Like a Mini Beef Wellington
Dominique Ansel, the Cronut king, also has a history of collaborations with restaurants resulting in one-off pastries, sandwiches and other items available on a limited basis. This weekend he’s teaming up with Hawksmoor, the English steak house near Dominique Ansel Workshop, and its executive chef, Matt Brown, to wrap a fist-size hunk of blissfully tender braised bone-in short rib seasoned with horseradish in well-burnished brioche pastry with rosemary and sea salt. Think of it like a rustic Wellington, with enough to make a meal; a warm bone marrow gravy dip and pickled onions ride shotgun. It’s $30 to take out, including hot latte tea, based on a Hawksmoor cocktail, starting at 8 a.m. Friday, Saturday and Sunday.
Bone-in Short Rib en Croûte, Jan. 26 through 28, Dominique Ansel Workshop, 17 East 27th Street, 212-901-1015, dominiqueanselworkshop.com.
Fruit-Forward French Liqueurs Without Alcohol
Mixing nonalcoholic cocktails seems to get easier every month. The French liqueurs company Giffard now offers alcohol-free versions of its lineup, which are mostly based on fruits and botanicals. Pink grapefruit, ginger, elderflower and pineapple are the choices. The Loire Valley company, founded in 1885, uses traditional maceration techniques to extract the flavors and balances the results with a touch of white wine vinegar to compensate for the lack of alcohol.

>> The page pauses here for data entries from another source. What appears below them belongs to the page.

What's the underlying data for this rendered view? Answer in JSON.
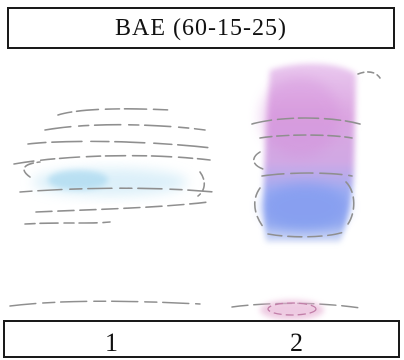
{
  "title": "BAE (60-15-25)",
  "lanes": [
    "1",
    "2"
  ],
  "colors": {
    "lane1_spot": "#7ec8ec",
    "lane2_upper": "#d08ad8",
    "lane2_lower": "#6f8ff0",
    "bottom_spot": "#d87ab8",
    "pencil": "#8f8f8f"
  }
}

They’re sweet but not cloying, and make a nice drink on ice with a splash of soda or tonic. Add an ounce or two, especially the elderflower, to nonalcoholic sparkling wine for a festive cocktail, or pour some over cut fruit.
Giffard Non-Alcoholic Liqueurs, $24.99 for 750 milliliters, at Boisson stores, boisson.co, giffard.com/en.

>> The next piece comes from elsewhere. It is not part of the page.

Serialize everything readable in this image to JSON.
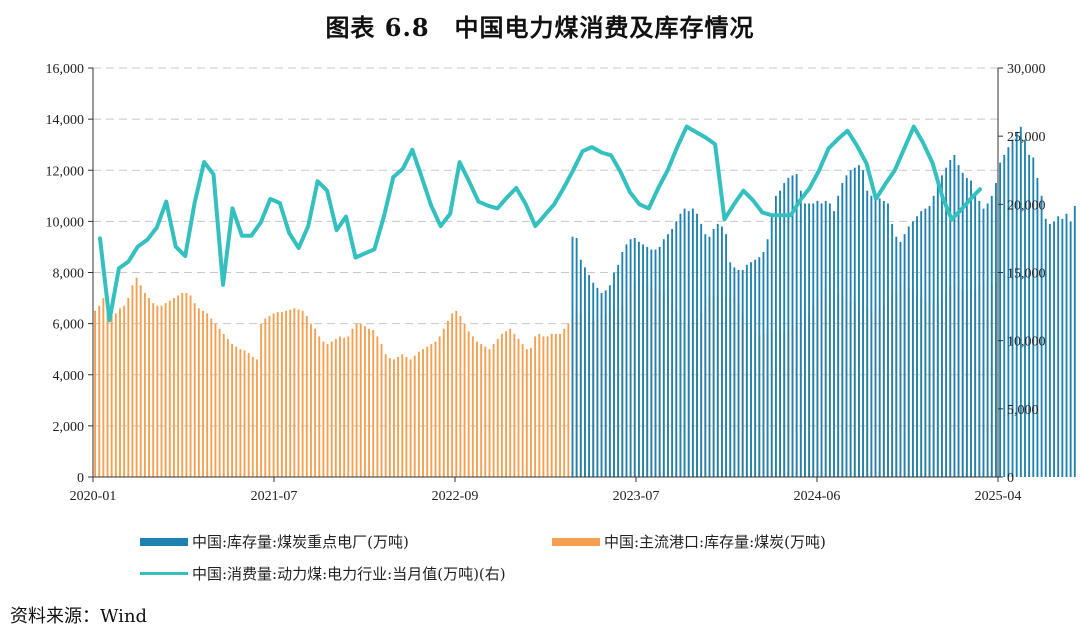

Where Truffles and Jalapeño Meet
The subtle funk of black truffles combined with the sting of chiles is about as likely a marriage as Kellyanne and George Conway. Truff, a six-year-old company based in Huntington Beach, Calif., adds truffles to assorted condiments, notably hot sauces. Nick Guillen, a founder, who is also passionate about truffles, said his Mexican roots are a factor, but the company says these products owe their success mainly to social media. Last November, SKYY Partners, the private equity firm owned by Jay Sammons and Kim Kardashian, became a minority shareholder. Which brings us to the latest Truff hot sauce, infused with jalapeño-lime black truffle. It’s like two sauces in one: The aroma of black truffle and its tartly sweet flavor linger a bit, but then the chiles smack the palate and it takes time to recover. The olive-green condiment works on seafood or steak and in a taco.

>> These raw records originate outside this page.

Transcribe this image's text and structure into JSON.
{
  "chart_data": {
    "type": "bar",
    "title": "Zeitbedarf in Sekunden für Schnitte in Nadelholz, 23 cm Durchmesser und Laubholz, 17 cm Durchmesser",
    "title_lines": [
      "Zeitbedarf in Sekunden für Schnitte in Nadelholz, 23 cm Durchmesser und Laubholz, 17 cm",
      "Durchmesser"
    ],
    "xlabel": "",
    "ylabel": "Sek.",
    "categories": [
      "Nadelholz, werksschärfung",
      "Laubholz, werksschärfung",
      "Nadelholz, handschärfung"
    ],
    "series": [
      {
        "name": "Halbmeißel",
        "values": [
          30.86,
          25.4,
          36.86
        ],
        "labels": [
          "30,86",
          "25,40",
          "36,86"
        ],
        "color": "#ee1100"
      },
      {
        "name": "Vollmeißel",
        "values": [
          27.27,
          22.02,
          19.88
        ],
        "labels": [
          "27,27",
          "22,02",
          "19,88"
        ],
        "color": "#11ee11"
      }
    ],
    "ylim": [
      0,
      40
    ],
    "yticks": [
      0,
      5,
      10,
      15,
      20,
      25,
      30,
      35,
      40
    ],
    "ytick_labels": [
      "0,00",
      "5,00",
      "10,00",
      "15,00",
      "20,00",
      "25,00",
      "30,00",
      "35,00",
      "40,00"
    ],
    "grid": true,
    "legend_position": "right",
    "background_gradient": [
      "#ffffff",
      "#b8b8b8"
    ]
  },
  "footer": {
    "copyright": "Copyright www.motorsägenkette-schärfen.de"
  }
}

Truff Jalapeño-Lime Black Truffle Hot Sauce, $17.98, truff.com.
Heirloom Dates Worthy of a Gift
Date night takes on another meaning with a box of, yes, the dried desert fruit. A new assortment of heirloom varieties is from Rancho Meladuco Date Farm in Newport Beach, Calif., cultivated on its farm in the Coachella Valley, and by others in California. The unpitted dates include Dayri, Amir Hajj, Halawi and Barhi, originally from the Middle East and the Americas. They vary in size and range in color from gold to nearly black, with flavors that can be spicy, fruity or honeyed. Tie the box in red ribbon, and you’ve got a Valentine’s Day gift.
Heirloom Date Box, $25 for two pounds, Rancho Meladuco Date Farm, ranchomeladuco.com.